そこで一つの妥協が成立したのです。8月の時点で決まった妥協というのは「年末までの先送り」ということでした。その期限が今日、11月23日でした。その方法としては、上下両院の与野党12人による「スーパー・コミティー(委員会)」というのが編成されました。そこで、最低でもUSで1・5兆ドル(約115兆円)の削減を10年間で行う提言をすることになっていたのです。
この11月23日の時点で、委員会として提言がまとまらない場合は「トリガー・メカニズム条項」というのが自動的に有効となり、10年間で1・2兆ドル(約93兆円)の歳出カットが強制力を持つ法律として自動的に発効するのです。
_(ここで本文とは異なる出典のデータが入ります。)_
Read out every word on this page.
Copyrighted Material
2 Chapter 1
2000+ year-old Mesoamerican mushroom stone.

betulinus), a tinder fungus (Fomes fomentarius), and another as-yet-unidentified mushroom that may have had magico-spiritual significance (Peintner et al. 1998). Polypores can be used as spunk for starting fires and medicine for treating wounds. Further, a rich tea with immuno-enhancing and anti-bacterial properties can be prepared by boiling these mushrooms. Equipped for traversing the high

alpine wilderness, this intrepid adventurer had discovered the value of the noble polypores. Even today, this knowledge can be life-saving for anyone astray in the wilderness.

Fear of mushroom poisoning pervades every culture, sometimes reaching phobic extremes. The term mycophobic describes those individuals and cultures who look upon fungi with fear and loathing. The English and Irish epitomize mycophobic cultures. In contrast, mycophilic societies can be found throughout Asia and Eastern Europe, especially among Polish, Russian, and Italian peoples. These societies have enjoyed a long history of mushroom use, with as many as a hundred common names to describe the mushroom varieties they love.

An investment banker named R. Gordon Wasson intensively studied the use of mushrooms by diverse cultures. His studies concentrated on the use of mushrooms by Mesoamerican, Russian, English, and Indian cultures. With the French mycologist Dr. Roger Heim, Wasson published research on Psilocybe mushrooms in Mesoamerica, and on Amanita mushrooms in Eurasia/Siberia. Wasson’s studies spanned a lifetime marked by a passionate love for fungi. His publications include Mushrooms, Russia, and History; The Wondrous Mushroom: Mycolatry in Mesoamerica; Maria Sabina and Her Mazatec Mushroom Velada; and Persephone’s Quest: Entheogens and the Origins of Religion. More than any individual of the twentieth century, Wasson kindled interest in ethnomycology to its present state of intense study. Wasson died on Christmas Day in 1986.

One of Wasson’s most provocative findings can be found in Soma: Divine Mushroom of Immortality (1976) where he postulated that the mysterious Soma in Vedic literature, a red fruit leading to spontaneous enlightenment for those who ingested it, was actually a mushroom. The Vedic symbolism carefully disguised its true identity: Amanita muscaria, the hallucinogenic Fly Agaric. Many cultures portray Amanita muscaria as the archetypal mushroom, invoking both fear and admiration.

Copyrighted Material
このカットには軍事費などの削減、内政面では教育予算の削減などが含まれており、否が応でもアメリカの長期戦略に影響が出るようになっています。
ですが、今日、23日を待たずして21日の月曜日夕刻の時点で、「スーパー・コミッティー」は1枚の紙切れを出しました。「党派間の溝は埋まらず、唯一合意に達したのは提言は成立しないということだった」という絶望的な、何とも無責任なステートメントでした。結局、公式の記者会見はないままであり、委員会としては「スーパー・フェイリアー(決裂、失敗)」であるという評価がメディアによって一斉に掲げられたのです。
では、これからどうなるのかというと、オバマ大統領はここへ来て「トリガー・メカニズム」による軍事費と教育などの自動カット法案は、「拒否権発動」で葬るという可能性を示唆しています。そうなると何が問題かというと、その時点で「アメリカは自力で財政再建はできない」という見方が広がって、米国債の再度の格下げが起きる危険が出てくると言われています。これに対しては、「トリガー条項」では言及していない現実的に可能な「小口の」歳出カットを積み上げて、何とか財政再建策としての体裁を繕うという話になるようですが、要するに再度の「先送り」ということになったわけです。
ただ、市場の反応としては「そもそもムリだったスーパー委員会」が破綻したことで、大統領主導の現実的な歳出カットに向かうという形が見えてきたのは、他の国の財政再建の取り組みよりは「マシ」ということで、米国債は買われたりもしているのです。
どうして「スーパー委員会」は失敗したのでしょう。それは、財政再建に関して、民主党の委員たちは「医療と年金を含む歳出カットは絶対反対」という姿勢、これに対して共和党の委員は「いかなる増税にも絶対反対」という、つまりは両党が原理主義的なイデオロギー上の立場を、全く崩さなかったから、その一点に尽きます。一部のメディアでは「もうこうなったら議会全体への不信任を突きつけるべき」などという声が出ていますが、確かに今日現在の議会ではそう言われても仕方がない面があります。
日本の政界では、例えば沖縄やTPPなどの問題で、民主党と自民党はハッキリしたイデオロギー上の対立軸は持っていないわけです。そのために、政治が小選挙区中心の力比べになる中で、国全体の民意を意思決定へとまとめるのが難しくなっています。ですが、アメリカのように、二大政党制が政策から世界観から真っ二つに割れているというのも、同じように政治の機能不全を起こしやすい、今回のエピソードはそうした問題を語っているように思います。
では、このまま膠着状態が続くのでしょうか? 一つの可能性としては、オバマ大統領がより中道にシフトすること、共和党が例えばロムニー候補のように「ティーパーティー的な原理主義」ではない候補でまとまってゆくこと、などの潮流の中から事態が好転するというストーリーは可能だと思います。その意味で、今週がアメリカ政治の機能不全の最悪期で、連休明けには少しずつ改善の気配が出てくることを期待したいと思います。